The perfect way to kick off your fall?
- Whatever you’re reading these days, it’s probably not as popular as Amish romance novels, which owe their meteoric rise, perhaps, to an old-fashioned yen for the patriarchy: “There’s no mistaking the potent commercial lure of the ‘bonnet books’—so called because of the young Amish women plastered on their covers. In less than a decade, bonnet titles have overtaken bestseller lists, Christian and non-Christian alike … these novels seldom offer fare any more lurid than a much-regretted kiss. Sex is always offstage, and mere carnal longing is usually mastered by the more powerful desire to do God’s will … their treatment of spiritual questions is itself oddly lustful, given their penchant for containing spiritual inquiry and experience within the strict bounds of faintly illicit-sounding modes of sectarianism and separatism.”
- Bromance, mandels, mansplain, man-icure, man-purse, bro-hug, manscape, man-date: whither the explosion of Neologisms for Men™? We could laud these new words as evidence of a long overdue recovery: “A popular online collection of old photos shows how much American men used to casually touch each other: Victorian gentlemen posing with hands clasped; grizzled cowboys sitting with arms entwined, and a striking amount of lap-sitting. But such pictures from the middle of the twentieth century and later are rare. The culprit is homophobia … It turns out that straight men’s need for intense, intimate relationships with each other never went anywhere, as evidenced by the ebullient burst of words celebrating it.”

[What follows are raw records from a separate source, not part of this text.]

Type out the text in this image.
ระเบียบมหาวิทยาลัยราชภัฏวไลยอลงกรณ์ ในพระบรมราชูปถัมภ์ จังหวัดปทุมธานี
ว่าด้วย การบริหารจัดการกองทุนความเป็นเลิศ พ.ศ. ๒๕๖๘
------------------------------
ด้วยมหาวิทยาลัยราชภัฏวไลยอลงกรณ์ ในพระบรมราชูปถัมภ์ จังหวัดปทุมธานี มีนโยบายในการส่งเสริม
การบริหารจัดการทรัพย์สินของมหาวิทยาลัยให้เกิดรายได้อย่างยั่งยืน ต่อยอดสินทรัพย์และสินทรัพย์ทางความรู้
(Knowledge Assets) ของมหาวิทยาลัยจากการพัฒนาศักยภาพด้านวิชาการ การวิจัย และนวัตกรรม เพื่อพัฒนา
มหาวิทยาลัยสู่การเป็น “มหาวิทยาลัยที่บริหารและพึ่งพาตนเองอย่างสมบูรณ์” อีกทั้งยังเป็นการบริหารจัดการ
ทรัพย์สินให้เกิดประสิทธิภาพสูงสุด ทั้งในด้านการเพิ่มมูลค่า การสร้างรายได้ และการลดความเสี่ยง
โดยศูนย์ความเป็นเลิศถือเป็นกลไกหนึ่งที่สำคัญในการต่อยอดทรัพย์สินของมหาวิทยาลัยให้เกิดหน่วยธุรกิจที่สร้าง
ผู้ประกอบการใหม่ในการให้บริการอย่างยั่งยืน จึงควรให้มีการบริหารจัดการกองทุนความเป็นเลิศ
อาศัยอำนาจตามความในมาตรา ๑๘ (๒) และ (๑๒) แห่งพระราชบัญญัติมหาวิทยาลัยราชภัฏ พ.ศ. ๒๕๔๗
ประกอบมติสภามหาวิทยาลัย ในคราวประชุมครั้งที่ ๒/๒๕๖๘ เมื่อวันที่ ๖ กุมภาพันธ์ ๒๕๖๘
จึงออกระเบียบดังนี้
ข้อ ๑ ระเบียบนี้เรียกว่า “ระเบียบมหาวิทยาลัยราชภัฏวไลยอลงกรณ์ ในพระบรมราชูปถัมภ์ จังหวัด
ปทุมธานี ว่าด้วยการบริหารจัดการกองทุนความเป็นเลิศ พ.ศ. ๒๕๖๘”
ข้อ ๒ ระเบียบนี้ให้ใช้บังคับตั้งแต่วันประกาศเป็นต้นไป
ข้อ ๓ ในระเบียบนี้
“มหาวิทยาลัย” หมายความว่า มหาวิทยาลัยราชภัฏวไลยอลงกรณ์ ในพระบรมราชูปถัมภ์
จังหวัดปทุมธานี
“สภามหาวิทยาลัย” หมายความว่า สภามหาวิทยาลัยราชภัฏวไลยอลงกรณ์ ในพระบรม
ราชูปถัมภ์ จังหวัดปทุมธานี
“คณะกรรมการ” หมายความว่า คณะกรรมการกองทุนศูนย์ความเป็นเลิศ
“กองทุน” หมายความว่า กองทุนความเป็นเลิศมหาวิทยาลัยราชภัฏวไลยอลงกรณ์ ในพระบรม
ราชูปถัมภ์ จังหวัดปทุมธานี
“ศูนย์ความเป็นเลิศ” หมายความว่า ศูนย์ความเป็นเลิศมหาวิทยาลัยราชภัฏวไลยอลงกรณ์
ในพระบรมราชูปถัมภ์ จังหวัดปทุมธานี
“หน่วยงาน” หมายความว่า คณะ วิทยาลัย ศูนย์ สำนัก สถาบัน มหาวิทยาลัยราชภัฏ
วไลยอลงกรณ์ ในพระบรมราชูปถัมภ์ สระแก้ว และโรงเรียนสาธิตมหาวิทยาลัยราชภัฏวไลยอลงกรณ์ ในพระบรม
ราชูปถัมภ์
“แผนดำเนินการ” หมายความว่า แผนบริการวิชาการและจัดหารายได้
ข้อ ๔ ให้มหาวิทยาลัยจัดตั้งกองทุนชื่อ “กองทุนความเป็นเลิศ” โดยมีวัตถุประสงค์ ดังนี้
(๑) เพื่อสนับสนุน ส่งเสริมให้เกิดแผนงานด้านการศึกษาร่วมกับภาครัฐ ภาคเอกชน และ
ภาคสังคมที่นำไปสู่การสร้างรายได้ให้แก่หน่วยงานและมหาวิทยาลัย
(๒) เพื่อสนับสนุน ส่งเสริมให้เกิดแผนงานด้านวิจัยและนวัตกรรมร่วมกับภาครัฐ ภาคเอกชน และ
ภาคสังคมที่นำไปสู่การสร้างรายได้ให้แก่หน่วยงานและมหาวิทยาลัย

- Why, when we read, do some of us hear a voice in our head while others proceed in total quiet? And why, for that matter, did we ever begin reading in silence to ourselves, rather than aloud, to friends? “Silent reading had become the norm for educated readers by the fifteenth century but even four hundred years later, La Cagnotte, Eugène Marin Labiche’s 1864 comedy, mocks a farmer for reading a private letter aloud; the bumpkin retorts that he can’t understand what he reads unless he hears it … Recent neurological research questions whether silent reading actually is silent. Evidence grows that the brain interprets ‘silent’ reading as an auditory phenomenon.”
- More art from Aidan Koch, whose portfolio lit up our Summer issue: her work will be on view next month at And Now, in Dallas.
- Bored? Hang out with H. P. Lovecraft fans at the Cthulhu Prayer Breakfast, why don’t you. And have a croissant while you’re at it. “In time, we were tapped to hit the buffet line, which snaked down the hotel’s corridor. ‘An ouroboros!’ exclaimed my neighbor, as we shuffled towards bacon and croissants. A sliver of fruit fell to the carpet. ‘The cantaloupe of Thoth!’ someone cried.”